If you are not choosing to create an ensemble,
make sure that you tag your models conveniently so that you can
then retrieve them later to generate predictions.


Public Resources
^^^^^^^^^^^^^^^^

======================== ======================================================
``--public-dataset``     Makes newly created dataset public
``--black-box``          Makes newly created model a public black-box
``--white-box``          Makes newly created model a public white-box
``--model-price``        Sets the price for a public model
``--dataset-price``      Sets the price for a public dataset
``--cpp``                Sets the credits consumed by prediction
======================== ======================================================

Notice that datasets and models will be made public without assigning any price
to them.

Local Resources
^^^^^^^^^^^^^^^

==========================   ==================================================
``--model-file`` *PATH*      Path to a JSON file containing the model info
``--ensemble-file`` *PATH*   Path to a JSON file containing the ensemble info
==========================   ==================================================


Fancy Options
^^^^^^^^^^^^^

================================= =============================================
``--no-dataset``                  Does not create a model.
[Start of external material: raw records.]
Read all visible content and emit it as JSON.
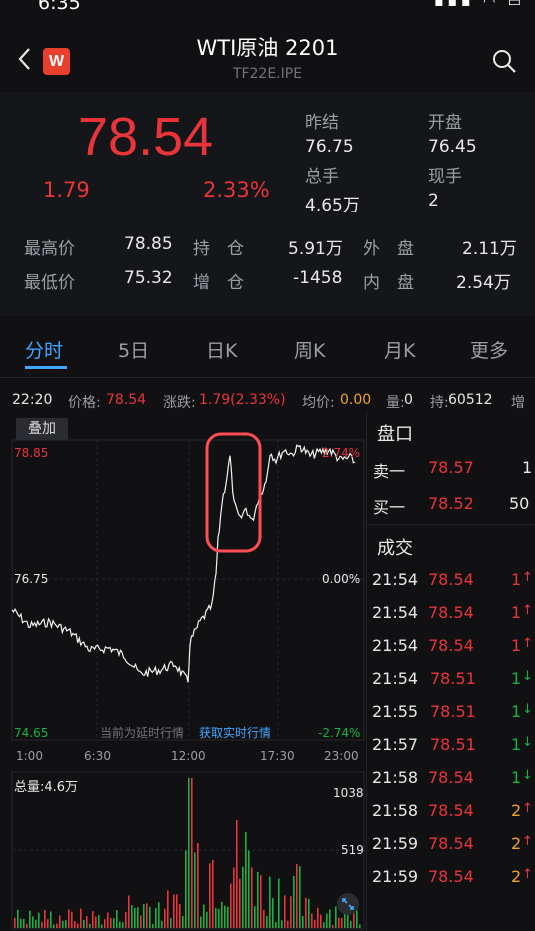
{
  "status": {
    "time": "6:35"
  },
  "nav": {
    "title": "WTI原油 2201",
    "subtitle": "TF22E.IPE",
    "logo": "W"
  },
  "quote": {
    "price": "78.54",
    "change": "1.79",
    "change_pct": "2.33%",
    "prev_settle_label": "昨结",
    "prev_settle": "76.75",
    "open_label": "开盘",
    "open": "76.45",
    "total_vol_label": "总手",
    "total_vol": "4.65万",
    "current_vol_label": "现手",
    "current_vol": "2"
  },
  "stats": {
    "high_label": "最高价",
    "high": "78.85",
    "low_label": "最低价",
    "low": "75.32",
    "oi_label": "持　仓",
    "oi": "5.91万",
    "oi_chg_label": "增　仓",
    "oi_chg": "-1458",
    "outer_label": "外　盘",
    "outer": "2.11万",
    "inner_label": "内　盘",
    "inner": "2.54万"
  },
  "tabs": [
    "分时",
    "5日",
    "日K",
    "周K",
    "月K",
    "更多"
  ],
  "info": {
    "time": "22:20",
    "price_label": "价格:",
    "price": "78.54",
    "chg_label": "涨跌:",
    "chg": "1.79(2.33%)",
    "avg_label": "均价:",
    "avg": "0.00",
    "vol_label": "量:",
    "vol": "0",
    "oi_label": "持:",
    "oi": "60512",
    "more": "增"
  },
  "chart": {
    "overlay": "叠加",
    "y_max": "78.85",
    "y_mid": "76.75",
    "y_min": "74.65",
    "pct_max": "2.74%",
    "pct_mid": "0.00%",
    "pct_min": "-2.74%",
    "delay_note": "当前为延时行情",
    "realtime_link": "获取实时行情",
    "x_ticks": [
      "1:00",
      "6:30",
      "12:00",
      "17:30",
      "23:00"
    ],
    "vol_total": "总量:4.6万",
    "vol_max": "1038",
    "vol_mid": "519",
    "colors": {
      "up": "#e9353a",
      "down": "#19b13f",
      "line": "#f2f2f2",
      "highlight": "#ff4d52"
    }
  },
  "side": {
    "orderbook_title": "盘口",
    "ask_label": "卖一",
    "ask_price": "78.57",
    "ask_qty": "1",
    "bid_label": "买一",
    "bid_price": "78.52",
    "bid_qty": "50",
    "trades_title": "成交",
    "trades": [
      {
        "time": "21:54",
        "price": "78.54",
        "qty": "1",
        "dir": "↑"
      },
      {
        "time": "21:54",
        "price": "78.54",
        "qty": "1",
        "dir": "↑"
      },
      {
        "time": "21:54",
        "price": "78.54",
        "qty": "1",
        "dir": "↑"
      },
      {
        "time": "21:54",
        "price": "78.51",
        "qty": "1",
        "dir": "↓"
      },
      {
        "time": "21:55",
        "price": "78.51",
        "qty": "1",
        "dir": "↓"
      },
      {
        "time": "21:57",
        "price": "78.51",
        "qty": "1",
        "dir": "↓"
      },
      {
        "time": "21:58",
        "price": "78.54",
        "qty": "1",
        "dir": "↓"
      },
      {
        "time": "21:58",
        "price": "78.54",
        "qty": "2",
        "dir": "↑"
      },
      {
        "time": "21:59",
        "price": "78.54",
        "qty": "2",
        "dir": "↑"
      },
      {
        "time": "21:59",
        "price": "78.54",
        "qty": "2",
        "dir": "↑"
      }
    ]
  }
}
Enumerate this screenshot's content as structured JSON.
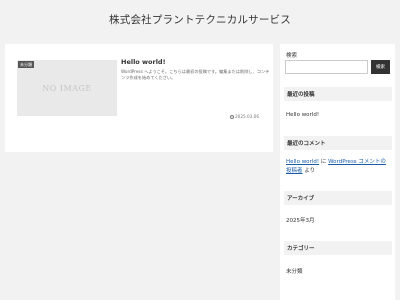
{
  "site": {
    "title": "株式会社プラントテクニカルサービス"
  },
  "post": {
    "category": "未分類",
    "thumbnail_text": "NO IMAGE",
    "title": "Hello world!",
    "excerpt": "WordPress へようこそ。こちらは最初の投稿です。編集または削除し、コンテンツ作成を始めてください。",
    "date": "2025.03.06"
  },
  "sidebar": {
    "search": {
      "label": "検索",
      "placeholder": "",
      "button": "検索"
    },
    "recent_posts": {
      "title": "最近の投稿",
      "items": [
        "Hello world!"
      ]
    },
    "recent_comments": {
      "title": "最近のコメント",
      "post_link": "Hello world!",
      "connector": "に",
      "author_link": "WordPress コメントの投稿者",
      "suffix": "より"
    },
    "archives": {
      "title": "アーカイブ",
      "items": [
        "2025年3月"
      ]
    },
    "categories": {
      "title": "カテゴリー",
      "items": [
        "未分類"
      ]
    }
  },
  "colors": {
    "background": "#f2f2f2",
    "card": "#ffffff",
    "link": "#1a5ca8",
    "button": "#333333"
  }
}
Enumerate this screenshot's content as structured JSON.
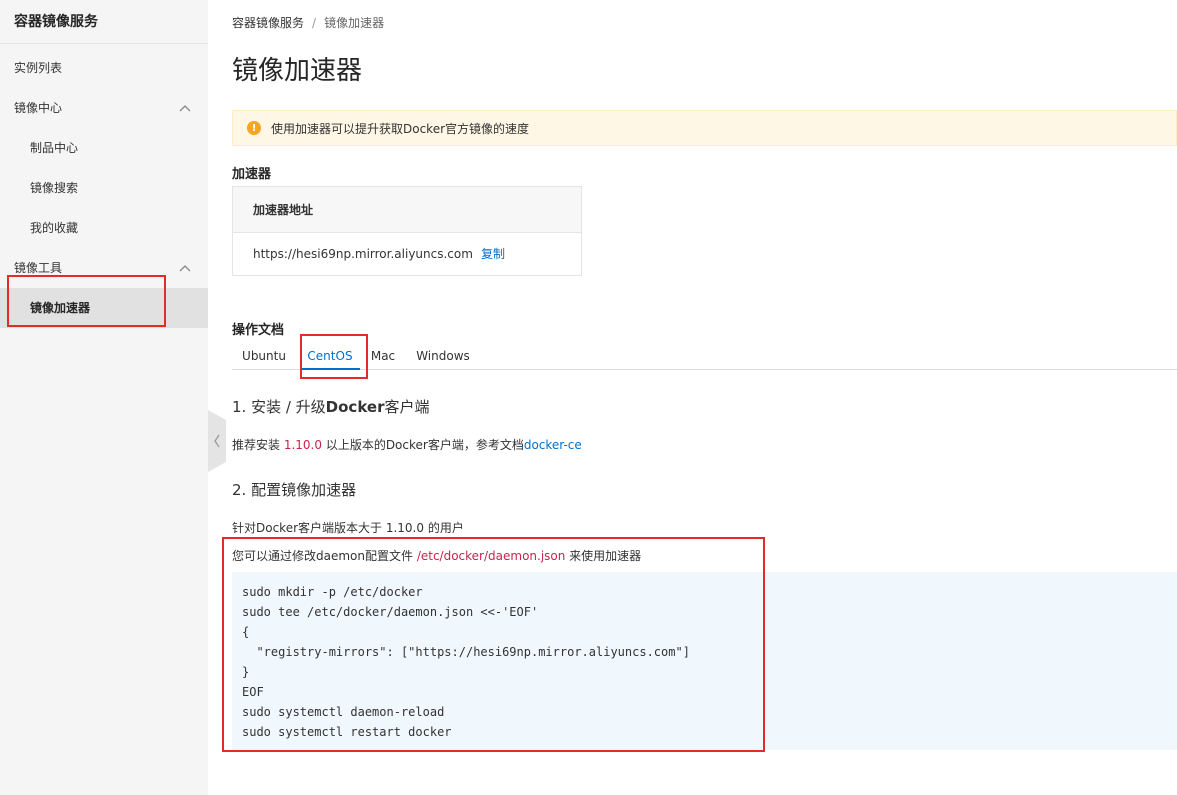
{
  "sidebar": {
    "title": "容器镜像服务",
    "items": [
      {
        "label": "实例列表"
      },
      {
        "label": "镜像中心"
      },
      {
        "label": "制品中心"
      },
      {
        "label": "镜像搜索"
      },
      {
        "label": "我的收藏"
      },
      {
        "label": "镜像工具"
      },
      {
        "label": "镜像加速器"
      }
    ]
  },
  "breadcrumb": {
    "root": "容器镜像服务",
    "sep": "/",
    "current": "镜像加速器"
  },
  "page_title": "镜像加速器",
  "notice": "使用加速器可以提升获取Docker官方镜像的速度",
  "accelerator": {
    "section_title": "加速器",
    "column_header": "加速器地址",
    "url": "https://hesi69np.mirror.aliyuncs.com",
    "copy_label": "复制"
  },
  "docs": {
    "section_title": "操作文档",
    "tabs": [
      "Ubuntu",
      "CentOS",
      "Mac",
      "Windows"
    ],
    "active_tab": "CentOS"
  },
  "step1": {
    "num": "1. 安装 / 升级",
    "bold": "Docker",
    "rest": "客户端",
    "text_a": "推荐安装 ",
    "version": "1.10.0",
    "text_b": " 以上版本的Docker客户端，参考文档",
    "link": "docker-ce"
  },
  "step2": {
    "title": "2. 配置镜像加速器",
    "line1": "针对Docker客户端版本大于 1.10.0 的用户",
    "line2_a": "您可以通过修改daemon配置文件 ",
    "line2_path": "/etc/docker/daemon.json",
    "line2_b": " 来使用加速器"
  },
  "code": [
    "sudo mkdir -p /etc/docker",
    "sudo tee /etc/docker/daemon.json <<-'EOF'",
    "{",
    "  \"registry-mirrors\": [\"https://hesi69np.mirror.aliyuncs.com\"]",
    "}",
    "EOF",
    "sudo systemctl daemon-reload",
    "sudo systemctl restart docker"
  ],
  "colors": {
    "accent": "#0070cc",
    "highlight": "#e52a2a",
    "warning": "#f5a623"
  }
}
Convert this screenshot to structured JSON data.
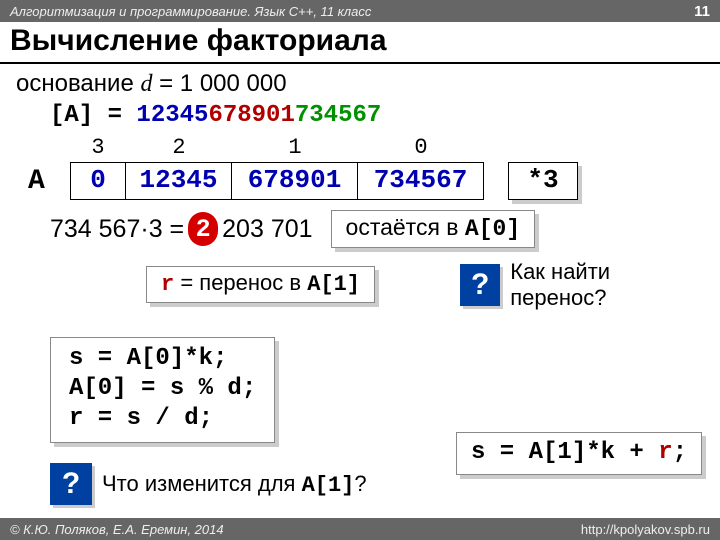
{
  "header": {
    "course": "Алгоритмизация и программирование. Язык C++, 11 класс",
    "page": "11"
  },
  "title": "Вычисление факториала",
  "base_text": {
    "prefix": "основание ",
    "var": "d",
    "eq": " = 1 000 000"
  },
  "arr": {
    "lbl": "[A] = ",
    "seg1": "12345",
    "seg2": "678901",
    "seg3": "734567"
  },
  "indices": {
    "i0": "3",
    "i1": "2",
    "i2": "1",
    "i3": "0"
  },
  "row": {
    "label": "A",
    "c0": "0",
    "c1": "12345",
    "c2": "678901",
    "c3": "734567",
    "mul": "*3"
  },
  "expr": {
    "lhs": "734 567·3 =",
    "carry_digit": "2",
    "rest": "203 701"
  },
  "rest_box": {
    "pre": "остаётся в ",
    "code": "A[0]"
  },
  "carry_box": {
    "r": "r",
    "mid": " = перенос в ",
    "code": "A[1]"
  },
  "q1": "Как найти перенос?",
  "code": {
    "l1a": "s = A[0]*k;",
    "l2a": "A[0] = s % d;",
    "l3a": "r = s / d;"
  },
  "bottom_q": {
    "pre": "Что изменится для ",
    "code": "A[1]",
    "suf": "?"
  },
  "bottom_code": {
    "s": "s = A[1]*k + ",
    "r": "r",
    "tail": ";"
  },
  "footer": {
    "copyright": "© К.Ю. Поляков, Е.А. Еремин, 2014",
    "url": "http://kpolyakov.spb.ru"
  },
  "qmark": "?"
}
BigMLer will only
                                  create a source
``--no-model``                    Does not create a model. BigMLer will only
                                  create a dataset
``--resources-log`` *LOG_FILE*    Keeps a log of the resources generated in
                                  each command
``--version``                     Shows the version number
``--verbosity`` *LEVEL*           Turns on (1) or off (0) the verbosity.
``--clear-logs``                  Clears the ``.bigmler``,
                                  ``.bigmler_dir_stack``,
                                  ``.bigmler_dirs`` and user log file given in
                                  ``--resources-log`` (if any)
``--store``                       Stores every created or retrieved resource in
                                  your output directory
================================= =============================================


BigMLer encodings and locale
============================

All data uploaded to BigML (and used in BigMLer) is expected to be ``UTF-8``
encoded. The data itself, besides its encoding,
can contain information in different languages. English is the default
language, but that can be set to a different value using --locale. Setting
the language determines the conventions for parsing number literals
(decimal separator), dates, etc.

Also, BigMLer will write information to your console and local files.
Most Operating Systems will also accept ``UTF-8`` output, which is used
by default. However, Windows systems may need a different encoding.
We allow the user to specify this enconding
as an environment variable ``BIGML_SYS_ENCODING``. In this case, BigMLer will
try to guess the system encoding when absent.